Links of gut microbiota composition with alcohol dependence syndrome and alcoholic liver disease

Veronika B Dubinkina, Alexander V Tyakht, Vera Y Odintsova, Konstantin S Yarygin, Boris A Kovarsky, Alexander V Pavlenko, Dmitry S Ischenko, Anna S Popenko, Dmitry G Alexeev, Anastasiya Y Taraskina, Regina F Nasyrova, Evgeny M Krupitsky, Nino V Shalikiani, Igor G Bakulin, Petr L Shcherbakov, Lyubov O Skorodumova, Andrei K Larin, Elena S Kostryukova, Rustam A Abdulkhakov, Sayar R Abdulkhakov, Sergey Y Malanin, Ruzilya K Ismagilova, Tatiana V Grigoryeva, Elena N Ilina, Vadim M Govorun
Microbiome 2017 October 17, 5 (1): 141

BACKGROUND: Alcohol abuse has deleterious effects on human health by disrupting the functions of many organs and systems. Gut microbiota has been implicated in the pathogenesis of alcohol-related liver diseases, with its composition manifesting expressed dysbiosis in patients suffering from alcoholic dependence. Due to its inherent plasticity, gut microbiota is an important target for prevention and treatment of these diseases. Identification of the impact of alcohol abuse with associated psychiatric symptoms on the gut community structure is confounded by the liver dysfunction. In order to differentiate the effects of these two factors, we conducted a comparative "shotgun" metagenomic survey of 99 patients with the alcohol dependence syndrome represented by two cohorts-with and without liver cirrhosis. The taxonomic and functional composition of the gut microbiota was subjected to a multifactor analysis including comparison with the external control group.
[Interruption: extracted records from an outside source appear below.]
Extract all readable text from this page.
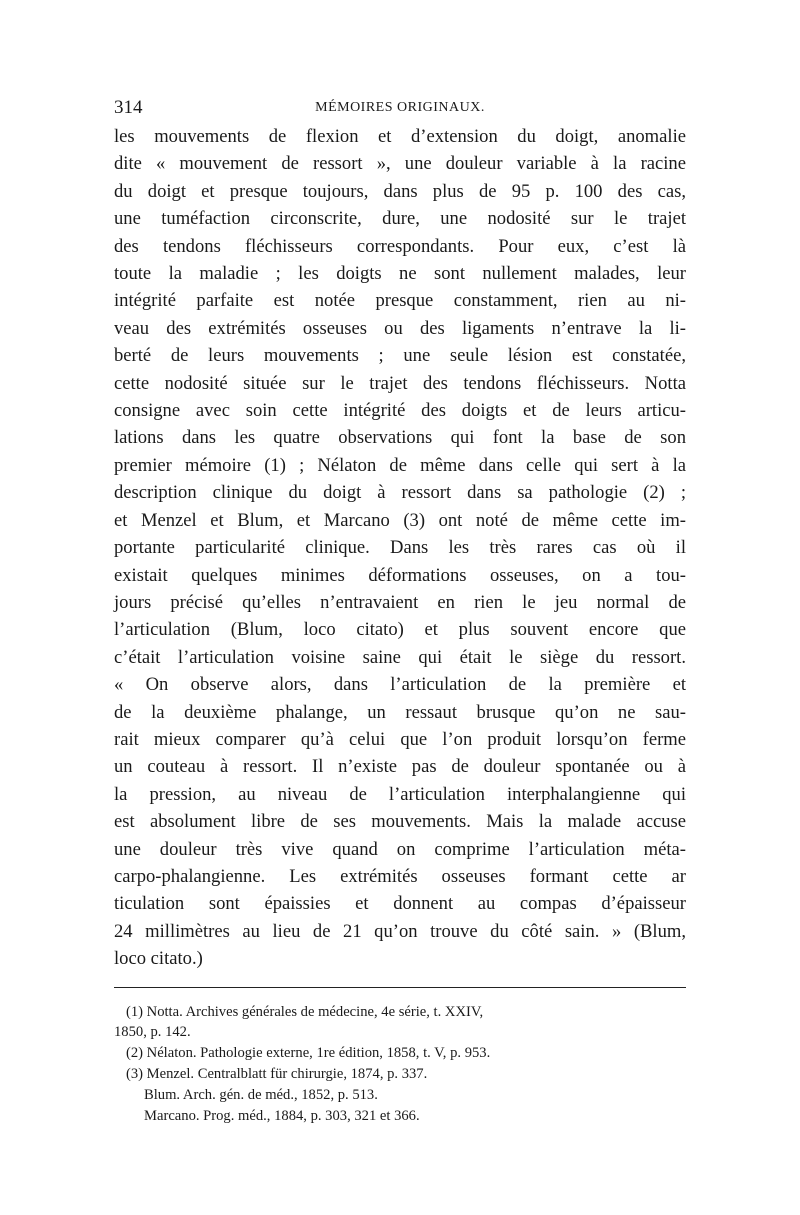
314	MÉMOIRES ORIGINAUX.
les mouvements de flexion et d’extension du doigt, anomalie
dite « mouvement de ressort », une douleur variable à la racine
du doigt et presque toujours, dans plus de 95 p. 100 des cas,
une tuméfaction circonscrite, dure, une nodosité sur le trajet
des tendons fléchisseurs correspondants. Pour eux, c’est là
toute la maladie ; les doigts ne sont nullement malades, leur
intégrité parfaite est notée presque constamment, rien au ni-
veau des extrémités osseuses ou des ligaments n’entrave la li-
berté de leurs mouvements ; une seule lésion est constatée,
cette nodosité située sur le trajet des tendons fléchisseurs. Notta
consigne avec soin cette intégrité des doigts et de leurs articu-
lations dans les quatre observations qui font la base de son
premier mémoire (1) ; Nélaton de même dans celle qui sert à la
description clinique du doigt à ressort dans sa pathologie (2) ;
et Menzel et Blum, et Marcano (3) ont noté de même cette im-
portante particularité clinique. Dans les très rares cas où il
existait quelques minimes déformations osseuses, on a tou-
jours précisé qu’elles n’entravaient en rien le jeu normal de
l’articulation (Blum, loco citato) et plus souvent encore que
c’était l’articulation voisine saine qui était le siège du ressort.
« On observe alors, dans l’articulation de la première et
de la deuxième phalange, un ressaut brusque qu’on ne sau-
rait mieux comparer qu’à celui que l’on produit lorsqu’on ferme
un couteau à ressort. Il n’existe pas de douleur spontanée ou à
la pression, au niveau de l’articulation interphalangienne qui
est absolument libre de ses mouvements. Mais la malade accuse
une douleur très vive quand on comprime l’articulation méta-
carpo-phalangienne. Les extrémités osseuses formant cette ar
ticulation sont épaissies et donnent au compas d’épaisseur
24 millimètres au lieu de 21 qu’on trouve du côté sain. » (Blum,
loco citato.)
(1) Notta. Archives générales de médecine, 4e série, t. XXIV,
1850, p. 142.
(2) Nélaton. Pathologie externe, 1re édition, 1858, t. V, p. 953.
(3) Menzel. Centralblatt für chirurgie, 1874, p. 337.
Blum. Arch. gén. de méd., 1852, p. 513.
Marcano. Prog. méd., 1884, p. 303, 321 et 366.
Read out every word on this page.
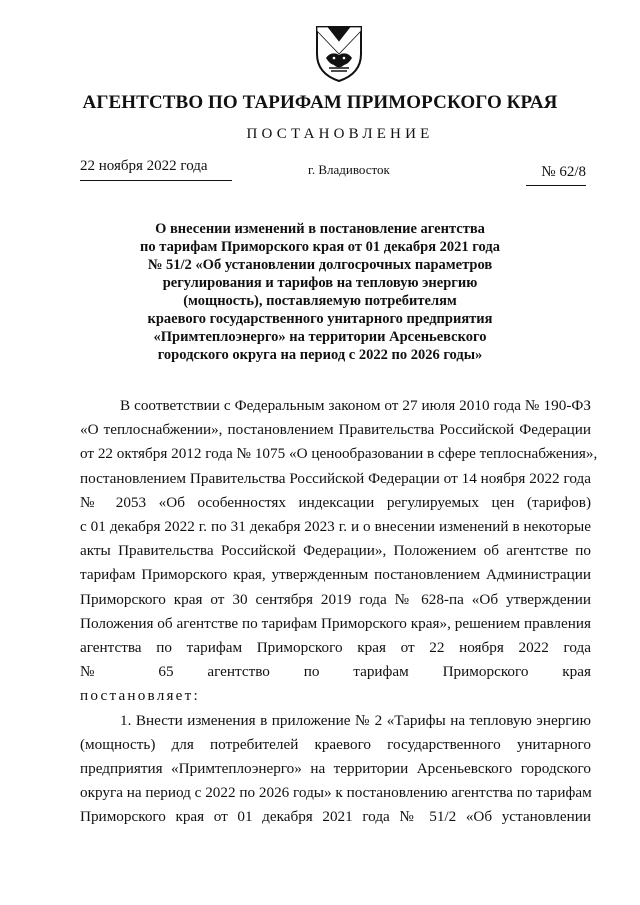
АГЕНТСТВО ПО ТАРИФАМ ПРИМОРСКОГО КРАЯ
ПОСТАНОВЛЕНИЕ
22 ноября 2022 года	г. Владивосток	№ 62/8
О внесении изменений в постановление агентства
по тарифам Приморского края от 01 декабря 2021 года
№ 51/2 «Об установлении долгосрочных параметров
регулирования и тарифов на тепловую энергию
(мощность), поставляемую потребителям
краевого государственного унитарного предприятия
«Примтеплоэнерго» на территории Арсеньевского
городского округа на период с 2022 по 2026 годы»
В соответствии с Федеральным законом от 27 июля 2010 года № 190-ФЗ
«О теплоснабжении», постановлением Правительства Российской Федерации
от 22 октября 2012 года № 1075 «О ценообразовании в сфере теплоснабжения»,
постановлением Правительства Российской Федерации от 14 ноября 2022 года
№ 2053 «Об особенностях индексации регулируемых цен (тарифов)
с 01 декабря 2022 г. по 31 декабря 2023 г. и о внесении изменений в некоторые
акты Правительства Российской Федерации», Положением об агентстве по
тарифам Приморского края, утвержденным постановлением Администрации
Приморского края от 30 сентября 2019 года № 628-па «Об утверждении
Положения об агентстве по тарифам Приморского края», решением правления
агентства по тарифам Приморского края от 22 ноября 2022 года
№ 65 агентство по тарифам Приморского края
постановляет:
1. Внести изменения в приложение № 2 «Тарифы на тепловую энергию
(мощность) для потребителей краевого государственного унитарного
предприятия «Примтеплоэнерго» на территории Арсеньевского городского
округа на период с 2022 по 2026 годы» к постановлению агентства по тарифам
Приморского края от 01 декабря 2021 года № 51/2 «Об установлении
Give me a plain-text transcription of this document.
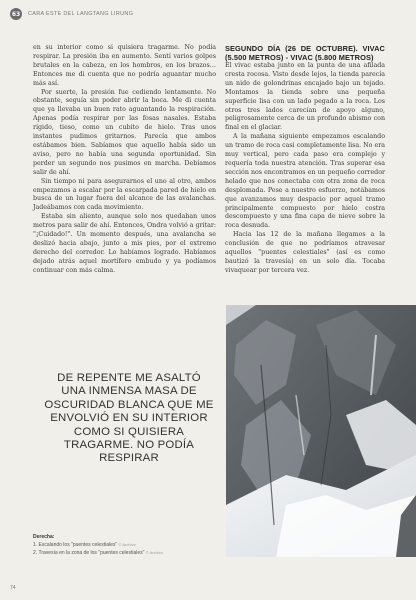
63	CARA ESTE DEL LANGTANG LIRUNG

en su interior como si quisiera tragarme. No podía respirar. La presión iba en aumento. Sentí varios golpes brutales en la cabeza, en los hombros, en los brazos… Entonces me di cuenta que no podría aguantar mucho más así.

Por suerte, la presión fue cediendo lentamente. No obstante, seguía sin poder abrir la boca. Me di cuenta que ya llevaba un buen rato aguantando la respiración. Apenas podía respirar por las fosas nasales. Estaba rígido, tieso, como un cubito de hielo. Tras unos instantes pudimos gritarnos. Parecía que ambos estábamos bien. Sabíamos que aquello había sido un aviso, pero no había una segunda oportunidad. Sin perder un segundo nos pusimos en marcha. Debíamos salir de ahí.

Sin tiempo ni para asegurarnos el uno al otro, ambos empezamos a escalar por la escarpada pared de hielo en busca de un lugar fuera del alcance de las avalanchas. Jadeábamos con cada movimiento.

Estaba sin aliento, aunque solo nos quedaban unos metros para salir de ahí. Entonces, Ondra volvió a gritar: "¡Cuidado!". Un momento después, una avalancha se deslizó hacia abajo, junto a mis pies, por el extremo derecho del corredor. Lo habíamos logrado. Habíamos dejado atrás aquel mortífero embudo y ya podíamos continuar con más calma.

SEGUNDO DÍA (26 DE OCTUBRE). VIVAC (5.500 METROS) - VIVAC (5.800 METROS)

El vivac estaba junto en la punta de una afilada cresta rocosa. Visto desde lejos, la tienda parecía un nido de golondrinas encajado bajo un tejado. Montamos la tienda sobre una pequeña superficie lisa con un lado pegado a la roca. Los otros tres lados carecían de apoyo alguno, peligrosamente cerca de un profundo abismo con final en el glaciar.

A la mañana siguiente empezamos escalando un tramo de roca casi completamente lisa. No era muy vertical, pero cada paso era complejo y requería toda nuestra atención. Tras superar esa sección nos encontramos en un pequeño corredor helado que nos conectaba con otra zona de roca desplomada. Pese a nuestro esfuerzo, notábamos que avanzamos muy despacio por aquel tramo principalmente compuesto por hielo costra descompuesto y una fina capa de nieve sobre la roca desnuda.

Hacia las 12 de la mañana llegamos a la conclusión de que no podríamos atravesar aquellos "puentes celestiales" (así es como bautizó la travesía) en un solo día. Tocaba vivaquear por tercera vez.

DE REPENTE ME ASALTÓ UNA INMENSA MASA DE OSCURIDAD BLANCA QUE ME ENVOLVIÓ EN SU INTERIOR COMO SI QUISIERA TRAGARME. NO PODÍA RESPIRAR
Derecha:
1. Escalando los "puentes celestiales" © Archivo
2. Travesía en la zona de los "puentes celestiales" © Archivo
74
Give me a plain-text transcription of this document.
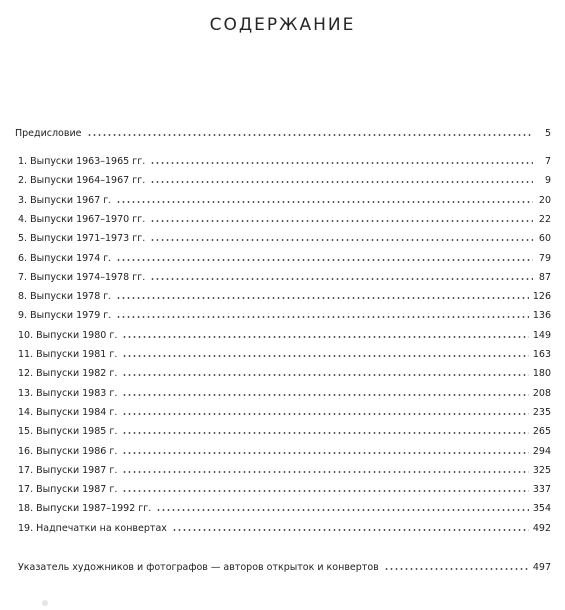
СОДЕРЖАНИЕ
Предисловие	5
1. Выпуски 1963–1965 гг.	7
2. Выпуски 1964–1967 гг.	9
3. Выпуски 1967 г.	20
4. Выпуски 1967–1970 гг.	22
5. Выпуски 1971–1973 гг.	60
6. Выпуски 1974 г.	79
7. Выпуски 1974–1978 гг.	87
8. Выпуски 1978 г.	126
9. Выпуски 1979 г.	136
10. Выпуски 1980 г.	149
11. Выпуски 1981 г.	163
12. Выпуски 1982 г.	180
13. Выпуски 1983 г.	208
14. Выпуски 1984 г.	235
15. Выпуски 1985 г.	265
16. Выпуски 1986 г.	294
17. Выпуски 1987 г.	325
17. Выпуски 1987 г.	337
18. Выпуски 1987–1992 гг.	354
19. Надпечатки на конвертах	492
Указатель художников и фотографов — авторов открыток и конвертов	497
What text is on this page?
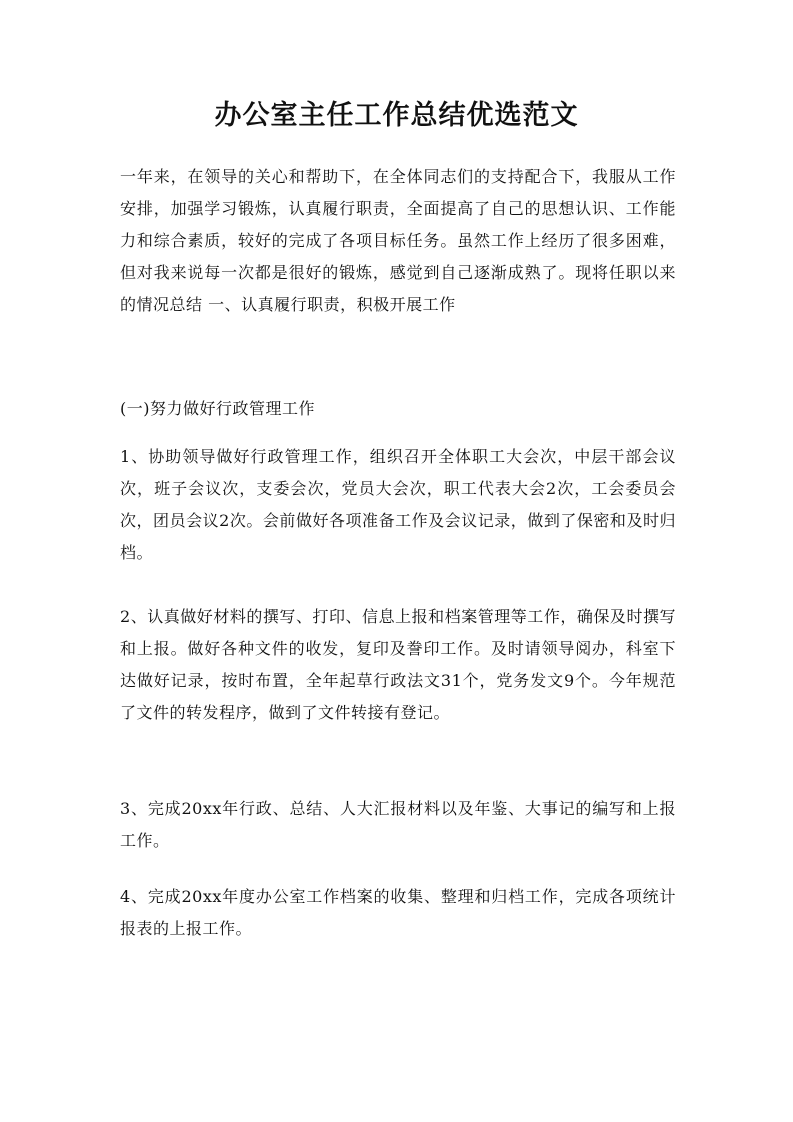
办公室主任工作总结优选范文

一年来，在领导的关心和帮助下，在全体同志们的支持配合下，我服从工作安排，加强学习锻炼，认真履行职责，全面提高了自己的思想认识、工作能力和综合素质，较好的完成了各项目标任务。虽然工作上经历了很多困难，但对我来说每一次都是很好的锻炼，感觉到自己逐渐成熟了。现将任职以来的情况总结 一、认真履行职责，积极开展工作

(一)努力做好行政管理工作

1、协助领导做好行政管理工作，组织召开全体职工大会次，中层干部会议次，班子会议次，支委会次，党员大会次，职工代表大会2次，工会委员会次，团员会议2次。会前做好各项准备工作及会议记录，做到了保密和及时归档。

2、认真做好材料的撰写、打印、信息上报和档案管理等工作，确保及时撰写和上报。做好各种文件的收发，复印及誊印工作。及时请领导阅办，科室下达做好记录，按时布置，全年起草行政法文31个，党务发文9个。今年规范了文件的转发程序，做到了文件转接有登记。

3、完成20xx年行政、总结、人大汇报材料以及年鉴、大事记的编写和上报工作。

4、完成20xx年度办公室工作档案的收集、整理和归档工作，完成各项统计报表的上报工作。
RESULTS: Alcoholic dependence and liver cirrhosis were associated with profound shifts in gut community structures and metabolic potential across the patients. The specific effects on species-level community composition were remarkably different between cohorts with and without liver cirrhosis. In both cases, the commensal microbiota was found to be depleted. Alcoholic dependence was inversely associated with the levels of butyrate-producing species from the Clostridiales order, while the cirrhosis-with multiple members of the Bacteroidales order. The opportunist pathogens linked to alcoholic dependence included pro-inflammatory Enterobacteriaceae, while the hallmarks of cirrhosis included an increase of oral microbes in the gut and more frequent occurrence of abnormal community structures. Interestingly, each of the two factors was associated with the expressed enrichment in many Bifidobacterium and Lactobacillus-but the exact set of the species was different between alcoholic dependence and liver cirrhosis. At the level of functional potential, the patients showed different patterns of increase in functions related to alcohol metabolism and virulence factors, as well as pathways related to inflammation.

CONCLUSIONS: Multiple shifts in the community structure and metabolic potential suggest strong negative influence of alcohol dependence and associated liver dysfunction on gut microbiota. The identified differences in patterns of impact between these two factors are important for planning of personalized treatment and prevention of these pathologies via microbiota modulation. Particularly, the expansion of Bifidobacterium and Lactobacillus suggests that probiotic interventions for patients with alcohol-related disorders using representatives of the same taxa should be considered with caution. Taxonomic and functional analysis shows an increased propensity of the gut microbiota to synthesis of the toxic acetaldehyde, suggesting higher risk of colorectal cancer and other pathologies in alcoholics.